✅Relating to the provision of information regarding a local intellectual and developmental disability authority to the parents or guardians of certain special education students.
HB 1188
✅ HB 1188: Earlier Family Connection to Disability Services
What it says it does:
HB 1188, also called the Caytlin Handley Act, requires schools to give parents of students with an intellectual disability or developmental delay information about their local intellectual and developmental disability authority at the first IEP meeting. It directs TEA and HHSC to create standardized materials so every district provides consistent guidance.
What it actually changes:
It moves the referral point from high school transition planning to the start of special education services. That small shift could save families years of waiting for critical Medicaid waiver programs. The bill also centralizes materials development at the state level to avoid inconsistent district messaging.
Who is pushing for it:
Supported by The Arc of Texas, Autism Society of Texas, Texas Council of Community Centers, Texas Parent to Parent, ATPE, TCASE, Texas PTA, and the Texas Association of Business. No opposition was recorded in files.
Who benefits:
Parents and guardians gain early access to information about disability supports and long-term planning options. Students benefit from earlier enrollment on waiver waitlists. LIDDAs gain earlier connections with families, improving coordination.

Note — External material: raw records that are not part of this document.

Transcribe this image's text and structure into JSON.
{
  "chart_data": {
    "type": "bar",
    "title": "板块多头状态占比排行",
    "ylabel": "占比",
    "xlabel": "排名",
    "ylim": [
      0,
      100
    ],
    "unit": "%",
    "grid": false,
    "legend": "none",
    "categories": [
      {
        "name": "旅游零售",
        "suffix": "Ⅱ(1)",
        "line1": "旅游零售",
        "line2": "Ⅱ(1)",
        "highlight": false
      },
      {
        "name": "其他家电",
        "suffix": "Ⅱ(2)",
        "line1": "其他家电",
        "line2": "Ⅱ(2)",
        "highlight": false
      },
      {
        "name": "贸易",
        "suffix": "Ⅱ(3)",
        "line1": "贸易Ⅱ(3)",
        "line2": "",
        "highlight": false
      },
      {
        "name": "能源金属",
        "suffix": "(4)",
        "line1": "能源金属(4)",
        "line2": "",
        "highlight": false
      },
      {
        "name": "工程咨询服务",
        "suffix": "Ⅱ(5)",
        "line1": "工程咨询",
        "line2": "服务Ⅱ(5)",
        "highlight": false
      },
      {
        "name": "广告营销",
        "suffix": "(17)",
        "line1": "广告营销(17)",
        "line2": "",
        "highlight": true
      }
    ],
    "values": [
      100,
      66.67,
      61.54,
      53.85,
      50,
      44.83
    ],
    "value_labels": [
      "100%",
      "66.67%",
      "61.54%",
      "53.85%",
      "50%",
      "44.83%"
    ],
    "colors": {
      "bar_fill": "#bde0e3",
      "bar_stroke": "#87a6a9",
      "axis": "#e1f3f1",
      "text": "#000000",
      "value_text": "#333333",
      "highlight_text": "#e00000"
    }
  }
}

Who gets left out or exposed:
The bill includes no funding or explicit enforcement mechanism. Districts that lack administrative capacity may comply only superficially. Families in under-resourced areas could still miss timely guidance if monitoring is weak.
Why this matters long term:
Families with better information make better plans. Early access to services can reduce emergency interventions and save taxpayer money later. HB 1188 sets a precedent for proactive, not reactive, disability support policy.
What to watch next:
Whether TEA and HHSC keep materials updated as rules change. Whether districts document compliance through the DMS system. And whether future bills add oversight or funding to strengthen implementation.
Bottom line:
HB 1188 is a practical, family-centered reform that starts support earlier for students with disabilities. It carries little risk but still depends on consistent follow-through by schools and agencies to deliver real change.